As I get more into this soil recipe stuff no till is becoming more attractive to go along with bokashi, super cheap and my household will produce the fertilizer.
 

getogrow

Well-Known Member
Recently ive had to buy more soil so all I did was add a bag of FFOF soil to a few spent root balls. Added some ewc and let it set for a few weeks.
Im not in an ideal spot right now , very low on space so i cheat. FFOF and some rainbow mix powder an some lime. Stir it , water it , repeat for a couple months. Ready to use again. Not near as rich as having Ewc an bokashi on hand but its better then just buying more over an over. In 2-4 weeks the activity of the microbes will break down all the old roots , thats about when its ready to reuse. In a normal ideal world , it would be 2-6 months with lots more compost,ewc an bokashi. That usually gets me around 40-50% soil.

Bignutes , that 1/3rd on the bottom is so that the new clones dont get "burnt" in the new hot mix. Im sure you knew that though.

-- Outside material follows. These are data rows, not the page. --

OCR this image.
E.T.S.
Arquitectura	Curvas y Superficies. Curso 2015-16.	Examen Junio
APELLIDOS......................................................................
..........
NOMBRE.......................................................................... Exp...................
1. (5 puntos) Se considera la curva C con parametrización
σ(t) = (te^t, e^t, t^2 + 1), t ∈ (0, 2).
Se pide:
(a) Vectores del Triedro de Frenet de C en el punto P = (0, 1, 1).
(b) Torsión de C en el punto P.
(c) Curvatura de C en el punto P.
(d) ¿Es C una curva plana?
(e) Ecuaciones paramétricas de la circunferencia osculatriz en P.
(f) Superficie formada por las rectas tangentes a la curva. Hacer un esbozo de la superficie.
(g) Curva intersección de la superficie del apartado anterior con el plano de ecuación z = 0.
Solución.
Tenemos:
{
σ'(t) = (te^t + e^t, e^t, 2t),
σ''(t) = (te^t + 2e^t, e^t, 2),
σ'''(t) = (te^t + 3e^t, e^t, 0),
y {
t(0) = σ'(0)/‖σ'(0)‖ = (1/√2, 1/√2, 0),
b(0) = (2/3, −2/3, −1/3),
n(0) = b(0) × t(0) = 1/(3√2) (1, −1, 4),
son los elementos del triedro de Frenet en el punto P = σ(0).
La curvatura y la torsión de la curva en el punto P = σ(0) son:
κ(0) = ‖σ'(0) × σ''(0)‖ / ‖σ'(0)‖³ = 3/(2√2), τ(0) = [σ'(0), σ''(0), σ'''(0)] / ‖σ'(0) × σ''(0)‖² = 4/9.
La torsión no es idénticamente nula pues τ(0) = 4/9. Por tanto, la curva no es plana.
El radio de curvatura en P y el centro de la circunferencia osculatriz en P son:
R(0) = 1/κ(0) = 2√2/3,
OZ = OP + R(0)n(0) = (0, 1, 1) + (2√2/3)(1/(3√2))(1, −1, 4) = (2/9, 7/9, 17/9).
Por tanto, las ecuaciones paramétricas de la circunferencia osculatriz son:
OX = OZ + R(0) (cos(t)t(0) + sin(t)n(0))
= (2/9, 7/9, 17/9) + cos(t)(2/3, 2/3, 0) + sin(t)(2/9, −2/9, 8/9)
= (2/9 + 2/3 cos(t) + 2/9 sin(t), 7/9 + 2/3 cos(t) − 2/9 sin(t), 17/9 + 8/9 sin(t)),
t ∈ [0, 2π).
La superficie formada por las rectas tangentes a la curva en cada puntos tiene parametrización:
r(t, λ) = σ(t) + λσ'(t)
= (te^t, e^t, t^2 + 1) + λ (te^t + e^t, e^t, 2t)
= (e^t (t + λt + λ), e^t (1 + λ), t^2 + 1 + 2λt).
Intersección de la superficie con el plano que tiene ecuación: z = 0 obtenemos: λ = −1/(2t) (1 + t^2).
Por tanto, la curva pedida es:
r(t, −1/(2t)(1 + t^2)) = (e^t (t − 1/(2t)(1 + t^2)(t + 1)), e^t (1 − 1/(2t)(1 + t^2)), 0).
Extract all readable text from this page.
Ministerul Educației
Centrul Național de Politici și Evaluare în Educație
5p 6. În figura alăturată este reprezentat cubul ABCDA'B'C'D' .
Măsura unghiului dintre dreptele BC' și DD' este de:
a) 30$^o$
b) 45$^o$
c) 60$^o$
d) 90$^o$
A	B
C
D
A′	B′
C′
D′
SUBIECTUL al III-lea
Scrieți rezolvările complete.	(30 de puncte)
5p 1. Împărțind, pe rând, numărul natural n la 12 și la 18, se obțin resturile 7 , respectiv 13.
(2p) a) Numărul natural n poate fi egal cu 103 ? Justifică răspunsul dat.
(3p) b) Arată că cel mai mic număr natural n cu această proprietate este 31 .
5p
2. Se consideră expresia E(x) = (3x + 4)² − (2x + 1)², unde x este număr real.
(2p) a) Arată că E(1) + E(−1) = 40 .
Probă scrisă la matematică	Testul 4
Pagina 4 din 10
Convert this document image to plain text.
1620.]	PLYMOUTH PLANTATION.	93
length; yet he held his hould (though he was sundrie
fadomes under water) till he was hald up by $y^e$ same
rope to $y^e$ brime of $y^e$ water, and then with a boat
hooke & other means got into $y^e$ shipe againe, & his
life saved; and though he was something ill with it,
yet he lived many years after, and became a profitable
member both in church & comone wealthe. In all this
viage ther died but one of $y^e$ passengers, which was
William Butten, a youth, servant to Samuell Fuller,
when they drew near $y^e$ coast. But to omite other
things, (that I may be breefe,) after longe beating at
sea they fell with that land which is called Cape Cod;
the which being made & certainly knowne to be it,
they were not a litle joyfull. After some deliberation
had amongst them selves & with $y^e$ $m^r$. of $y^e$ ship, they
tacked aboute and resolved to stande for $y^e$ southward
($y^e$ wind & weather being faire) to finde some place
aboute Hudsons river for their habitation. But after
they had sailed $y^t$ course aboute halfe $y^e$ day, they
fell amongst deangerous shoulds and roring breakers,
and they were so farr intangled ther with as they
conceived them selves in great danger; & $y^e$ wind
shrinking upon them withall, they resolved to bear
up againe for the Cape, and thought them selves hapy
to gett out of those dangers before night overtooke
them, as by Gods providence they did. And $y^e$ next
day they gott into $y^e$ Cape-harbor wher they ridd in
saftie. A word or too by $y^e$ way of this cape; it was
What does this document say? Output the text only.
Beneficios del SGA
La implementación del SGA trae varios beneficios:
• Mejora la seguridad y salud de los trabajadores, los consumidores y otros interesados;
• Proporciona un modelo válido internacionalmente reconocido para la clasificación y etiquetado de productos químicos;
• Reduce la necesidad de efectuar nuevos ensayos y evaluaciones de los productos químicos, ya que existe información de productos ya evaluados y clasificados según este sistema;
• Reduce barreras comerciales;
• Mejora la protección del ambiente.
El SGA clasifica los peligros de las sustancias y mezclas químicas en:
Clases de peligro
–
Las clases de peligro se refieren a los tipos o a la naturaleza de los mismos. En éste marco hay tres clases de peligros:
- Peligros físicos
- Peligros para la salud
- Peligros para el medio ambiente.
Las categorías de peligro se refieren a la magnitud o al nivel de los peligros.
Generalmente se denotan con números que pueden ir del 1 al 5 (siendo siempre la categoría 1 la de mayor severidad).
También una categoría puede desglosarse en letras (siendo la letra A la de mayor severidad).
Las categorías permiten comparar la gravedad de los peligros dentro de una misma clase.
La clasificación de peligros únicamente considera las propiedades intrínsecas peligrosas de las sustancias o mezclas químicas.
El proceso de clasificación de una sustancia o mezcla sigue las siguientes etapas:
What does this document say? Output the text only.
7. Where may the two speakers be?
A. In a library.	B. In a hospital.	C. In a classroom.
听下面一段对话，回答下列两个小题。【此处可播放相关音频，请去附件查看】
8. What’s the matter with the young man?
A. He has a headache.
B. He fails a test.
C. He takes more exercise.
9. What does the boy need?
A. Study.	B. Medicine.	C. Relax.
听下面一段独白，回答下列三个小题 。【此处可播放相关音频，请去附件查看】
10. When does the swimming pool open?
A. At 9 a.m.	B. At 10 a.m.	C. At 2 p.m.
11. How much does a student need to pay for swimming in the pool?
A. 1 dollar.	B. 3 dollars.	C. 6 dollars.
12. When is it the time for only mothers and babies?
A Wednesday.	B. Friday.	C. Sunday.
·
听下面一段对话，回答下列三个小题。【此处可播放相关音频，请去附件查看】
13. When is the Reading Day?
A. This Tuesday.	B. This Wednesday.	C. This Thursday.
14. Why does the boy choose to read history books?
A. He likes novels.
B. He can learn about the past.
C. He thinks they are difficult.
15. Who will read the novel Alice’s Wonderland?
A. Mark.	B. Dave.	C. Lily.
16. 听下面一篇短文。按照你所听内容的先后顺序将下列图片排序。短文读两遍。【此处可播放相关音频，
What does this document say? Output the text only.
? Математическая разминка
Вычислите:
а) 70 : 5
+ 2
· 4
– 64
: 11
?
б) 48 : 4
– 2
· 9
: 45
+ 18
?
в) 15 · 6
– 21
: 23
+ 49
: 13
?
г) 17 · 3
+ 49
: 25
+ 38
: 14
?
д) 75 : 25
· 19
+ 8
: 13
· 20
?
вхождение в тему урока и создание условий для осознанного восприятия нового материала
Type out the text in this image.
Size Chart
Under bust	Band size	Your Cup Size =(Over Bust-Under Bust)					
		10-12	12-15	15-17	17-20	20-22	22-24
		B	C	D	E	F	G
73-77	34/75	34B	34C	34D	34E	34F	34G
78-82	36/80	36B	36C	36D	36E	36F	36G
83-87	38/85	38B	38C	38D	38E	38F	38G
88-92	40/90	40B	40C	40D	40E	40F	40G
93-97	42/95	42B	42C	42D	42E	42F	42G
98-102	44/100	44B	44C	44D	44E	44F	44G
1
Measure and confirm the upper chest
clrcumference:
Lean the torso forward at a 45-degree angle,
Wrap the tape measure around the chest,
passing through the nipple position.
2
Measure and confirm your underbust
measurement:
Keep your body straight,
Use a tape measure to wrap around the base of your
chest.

I'll for sure get some pics up later..... i got busy yesterday and the yellow hurts my eyes but i'll post um anyways....im not here to brag.....just hang out.
 

Bignutes

Well-Known Member
I wanted to know what my soil is at thru the column, if I dump the soil and reammend it's mixing two different soil strengths. I figured it would be better to leave it one strength and it would give me better repeatability on consecutive grows, who knows maybe I am making a mountain out of a mole hill.